Both individuals lost their jobs, and their former employer has faced scrutiny. The company in question, Astronomer, recently published a statement on the incident saying “Our leaders are expected to set the standard in both conduct and accountability, and recently, that standard was not met”. In the modern age, what happens at home (or a concert) does not always stay there, particularly when it comes to regulatory expectations.
The FCA’s approach
In the UK, financial services professionals regulated by the Financial Conduct Authority (FCA) may have to report allegations of personal misconduct, even if the conduct has no apparent link to their professional duties. Allegations arising in divorce proceedings, child custody disputes, or other contentious private legal matters which are, in of themselves stressful times in a person’s life, can quickly escalate to rulings in litigation, or even a criminal investigation. These developments raise difficult questions: when does personal conduct become a regulatory concern? Where is the line drawn between a person’s private life and their ability to perform their role? And how far should firms go in monitoring the private lives of their employees?

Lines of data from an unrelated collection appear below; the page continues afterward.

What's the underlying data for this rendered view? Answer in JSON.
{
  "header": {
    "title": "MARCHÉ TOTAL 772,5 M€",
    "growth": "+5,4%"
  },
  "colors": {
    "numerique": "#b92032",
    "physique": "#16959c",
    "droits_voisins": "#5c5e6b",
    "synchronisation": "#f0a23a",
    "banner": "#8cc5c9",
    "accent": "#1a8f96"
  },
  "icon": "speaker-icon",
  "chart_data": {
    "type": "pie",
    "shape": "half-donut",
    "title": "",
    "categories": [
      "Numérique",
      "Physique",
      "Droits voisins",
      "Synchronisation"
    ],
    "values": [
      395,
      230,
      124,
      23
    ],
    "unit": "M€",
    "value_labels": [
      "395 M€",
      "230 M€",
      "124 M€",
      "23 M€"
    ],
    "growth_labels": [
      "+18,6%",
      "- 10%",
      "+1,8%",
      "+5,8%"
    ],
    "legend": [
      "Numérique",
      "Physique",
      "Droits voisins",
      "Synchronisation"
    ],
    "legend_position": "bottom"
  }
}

On 2 July 2025, the FCA published its long-awaited approach to non-financial misconduct (NFM). This includes a Policy Statement amending the Code of Conduct (COCON) to explicitly bring serious personal misconduct into scope, and a consultation on new guidance for both COCON and the Fit and Proper Test for Employees and Senior Personnel (FIT).
The FCA’s aim is clear: to raise standards, increase accountability, and build public trust in financial services after some recent high-profile controversies in respect of senior finance professionals. Under the new regime, substantiated misconduct, such as bullying, harassment, or violence, can trigger regulatory consequences, even when it occurs outside the workplace. While the FCA previously treated this as implicit in the rules for banks, it is now extending this explicit framework to 35,000+ non-bank firms.
The FCA’s expanded rules clarify what constitutes NFM, how it should be assessed, and when it must be reported. Historically, the scope of COCON has been a source of uncertainty, leading to inconsistent approaches between firms and disagreements between the FCA and the Upper Tribunal over whether certain private behaviours justify prohibition. The Frensham and Zahedian cases illustrated this tension, especially when assessing how personal integrity, character, and reputation interact with regulatory fitness.
What constitutes non-financial misconduct?
The new draft COCON guidance outlines conduct that is within and outside scope. While conduct purely in someone’s private life is generally out of scope, it may still be relevant for the purposes of the FIT test. For example, harassment or violence outside work may not breach COCON but could indicate that the individual lacks the integrity or reliability required to remain fit and proper.
Importantly, the FCA proposes that firms document decisions not to treat an incident as a COCON breach. The guidance sets out factors for assessing whether private conduct is relevant to regulatory obligations, including whether it reflects a disregard for ethical or legal duties, an abuse of trust, exploitation of vulnerability, or could damage public confidence in the regulatory system.
The FIT guidance provides examples. A single minor driving offence is unlikely to be relevant, but repeated breaches might be. Similarly, misconduct in a private context, such as dishonesty or abusive behaviour, may be taken as a sign that the individual is not fit to uphold standards in a regulated environment, regardless of whether that behaviour occurs at work.
Looking ahead
These developments carry serious implications. Professionals and the firms that employ them must now grapple with the potential regulatory fallout from personal life events. This includes deciding whether a duty to self-report (or to report an employee) has been triggered, and how to manage reputational risk.
Navigating parallel criminal and regulatory proceedings can be particularly stressful. A person under investigation must respond appropriately in both arenas, balancing their legal position with the reputational stakes of a regulated role.
The message is clear: personal integrity is no longer a purely private matter for those in financial services. Professional and personal boundaries are blurring, and the FCA is watching both sides of the line.